The denial Tuesday from President's Office Director Zaw Htay adds to increasing confusion about the ambitions of the reformist president.
Some media had reported Monday that Thein Sein would not contest his constituency in the Nov. 8 poll due to poor health.
However, under Myanmar's constitution the president does not have to be an MP and is chosen by an electoral college.
"The president is quite healthy," Zaw Htay told the Irrawaddy news website Tuesday. “It is not true, as some media have reported, that he could not run for a second term because of poor health.”
He added that Thein Sein would decide whether to run for a second term "based on our country’s political situation," according to the website.
It is not the first time Thein Sein, a former general who has been widely praised by western nations for his role in democratic reforms, has challenged reports that he will not seek a second term.

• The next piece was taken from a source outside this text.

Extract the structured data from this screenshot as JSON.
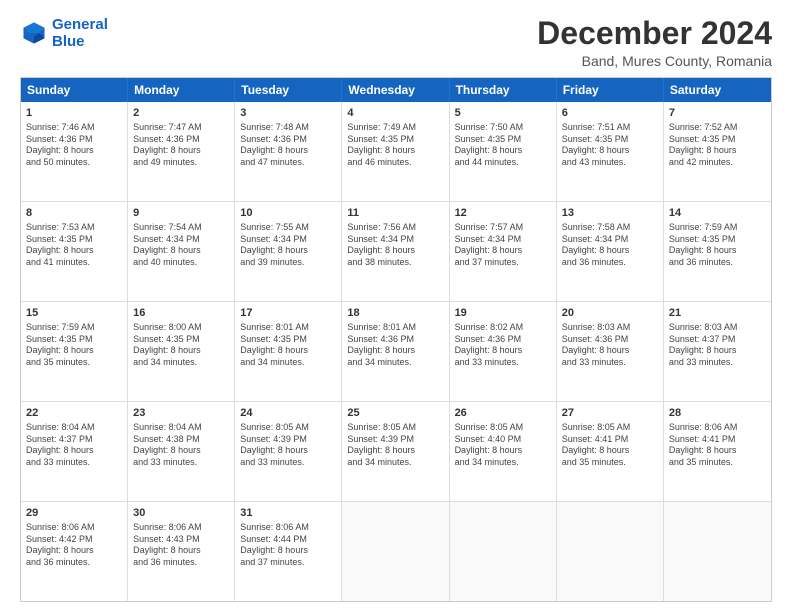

In late 2013 Shwe Mann, a senior member of the ruling Union Solidarity and Development Party, had announced that Thein Sein had ruled out running again.
The latest denial has fuelled speculation about a split within the ruling party.
Thein Sein recently told Japanese media that he may run after the November poll. "Our president has already spoken about it," said Zaw Htay on Tuesday.
The opposition National League for Democracy party announced Saturday that it would run in the polls, ending months of speculation about whether the party led by Nobel Peace laureate Aung San Suu Kyi may boycott the vote to protest the controversial military-drafted constitution.
Myanmar's military is guaranteed a quarter of all seats under the charter and Suu Kyi is barred from bring president because she has two foreign sons.